CLI Overview
The Ranger CLI (@ranger-testing/ranger-cli) is the primary tool for setting up, managing, and running Ranger in your project. Install it globally:
npm install -g @ranger-testing/ranger-cliThis page covers all commands at a human-readable level. Your AI coding agent has its own detailed skill docs, so you don’t need to memorize flags.
| Command | What it does |
|---|---|
ranger start | Full interactive setup: auth, Chromium, plugin, environment, skills. Run this first. |
ranger login | Re-authenticate without running full setup again. |
ranger status | Show everything: version, org, plugin status, skills, environments. |
ranger update | Update the CLI to the latest version and refresh installed skills. |
ranger clean | Remove all Ranger artifacts from the project (nuclear option). |
ranger start
Section titled “ranger start”The recommended way to get started. Run it in your project root (should be a git repo for feature tracking) and it walks you through:
- Browser-based authentication (or pass a token for CI:
ranger start <token>) - Chromium installation for browser verification
- Claude Code plugin installation
- Browser environment setup (your app’s URL + login)
- Skill installation
If you skip any step, you can run it individually later.
Environments
Section titled “Environments”Environments tell Ranger how to access your application: the URL, authentication cookies, and browser settings.

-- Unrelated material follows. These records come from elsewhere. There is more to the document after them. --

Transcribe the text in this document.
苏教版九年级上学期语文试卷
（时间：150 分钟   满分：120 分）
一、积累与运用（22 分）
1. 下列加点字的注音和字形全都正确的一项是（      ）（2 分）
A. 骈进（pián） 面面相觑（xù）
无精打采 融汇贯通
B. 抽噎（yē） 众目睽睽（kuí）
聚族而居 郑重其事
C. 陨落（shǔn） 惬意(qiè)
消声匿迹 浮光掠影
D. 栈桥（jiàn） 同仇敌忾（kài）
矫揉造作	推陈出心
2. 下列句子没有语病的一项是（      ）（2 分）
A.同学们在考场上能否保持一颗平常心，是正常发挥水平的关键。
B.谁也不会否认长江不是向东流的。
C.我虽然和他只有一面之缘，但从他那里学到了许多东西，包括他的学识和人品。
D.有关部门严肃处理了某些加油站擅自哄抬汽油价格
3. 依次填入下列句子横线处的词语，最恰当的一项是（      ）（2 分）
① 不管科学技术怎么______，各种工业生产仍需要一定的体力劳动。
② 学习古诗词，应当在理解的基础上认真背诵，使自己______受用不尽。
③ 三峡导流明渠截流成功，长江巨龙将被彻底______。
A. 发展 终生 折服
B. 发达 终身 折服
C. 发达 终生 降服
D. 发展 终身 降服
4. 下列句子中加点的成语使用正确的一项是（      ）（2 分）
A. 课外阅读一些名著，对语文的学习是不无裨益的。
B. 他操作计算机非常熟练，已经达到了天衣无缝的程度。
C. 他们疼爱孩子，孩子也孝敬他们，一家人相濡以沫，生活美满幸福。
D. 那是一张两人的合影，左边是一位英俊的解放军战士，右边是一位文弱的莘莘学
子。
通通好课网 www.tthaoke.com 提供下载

| Command | What it does |
|---|---|
ranger add env <name> | Add a new environment. Opens a browser for you to log in. |
ranger use <name> | Switch which environment is active. |
ranger env ls | List all environments with their URLs and status. |
ranger env update <name> | Re-capture authentication for an existing environment. |
Adding an environment with --ci creates an encrypted auth file that’s safe to commit to git. See Managing Environments for details.
Environment Config
Section titled “Environment Config”Fine-tune browser behavior per environment.
| Command | What it does |
|---|---|
ranger config set <env> <key> <value> | Set a config value. |
ranger config get <env> <key> | Read a config value. |
ranger config list <env> | Show all config for an environment. |
ranger config unset <env> <key> | Remove a config value. |
Supported keys: headless (true/false), userAgent, storageState, header.<name> (custom HTTP headers).
ranger config set local headless trueranger config set ci header.Authorization '${AUTH_TOKEN}'Environment variables like ${AUTH_TOKEN} are resolved at runtime.
Features
Section titled “Features”Features are the core unit of work in Ranger. Each feature has a name, description, and a checklist of items to verify in the browser.
| Command | What it does |
|---|---|
ranger feature create "<name>" | Create a new feature. Use -c for checklist items, -d for description. |
ranger feature list | List features. Use --current-branch to filter by your git branch. |
ranger feature show | Show the active feature’s status and checklist. |
ranger feature resume <id> | Set a feature as active and start its session. |
ranger feature add-checklist-item "<desc>" | Add a checklist item to the active feature. |
ranger feature get-feedback | Show unaddressed reviewer comments across all items. |
ranger feature sessions | List all sessions (iterations) for the active feature. |
ranger feature conclude-session | End the current session, even if items are incomplete. |
Creating a Feature
Section titled “Creating a Feature”ranger feature create "Dark Mode Toggle" \ -d "Add dark mode support to settings page" \ -c "User opens settings, toggles dark mode, and the page switches themes"Features auto-detect your git repo and branch. The feature becomes active immediately.
Resuming Work
Section titled “Resuming Work”At the start of a session, check for existing features:
ranger feature list --current-branchranger feature resume feat_abc123Verification
Section titled “Verification”ranger verify-feature spawns a browser agent to test your checklist items.
ranger verify-featureThe CLI prompts you to select which checklist item to verify. The browser agent navigates your app, interacts with the UI, takes screenshots, and returns a verdict (verified, partial, blocked, or failed).
Common options:
--item <N>: skip the selection prompt, verify item N directly (1-based)--task "<description>": override what the agent does (defaults to the checklist item’s description)--start-path /settings: start the agent on a specific page instead of the base URL--env <name>: use a specific environment instead of the active one
Authentication
Section titled “Authentication”| Command | What it does |
|---|---|
ranger auth encrypt <env> | Encrypt an environment’s auth.json for safe git storage (CI use). |
In Claude Code
Section titled “In Claude Code”These aren’t CLI commands. They’re slash commands inside Claude Code:
| Command | What it does |
|---|---|
/ranger:enable | Enable Ranger hooks for this session and branch. |
/ranger:disable | Disable Ranger hooks. |
/ranger | Invoke the Ranger skill (create, verify, or manage features). |
Ranger stays enabled on your branch across sessions (except on main/master, where it’s session-only). You only need to enable once per branch.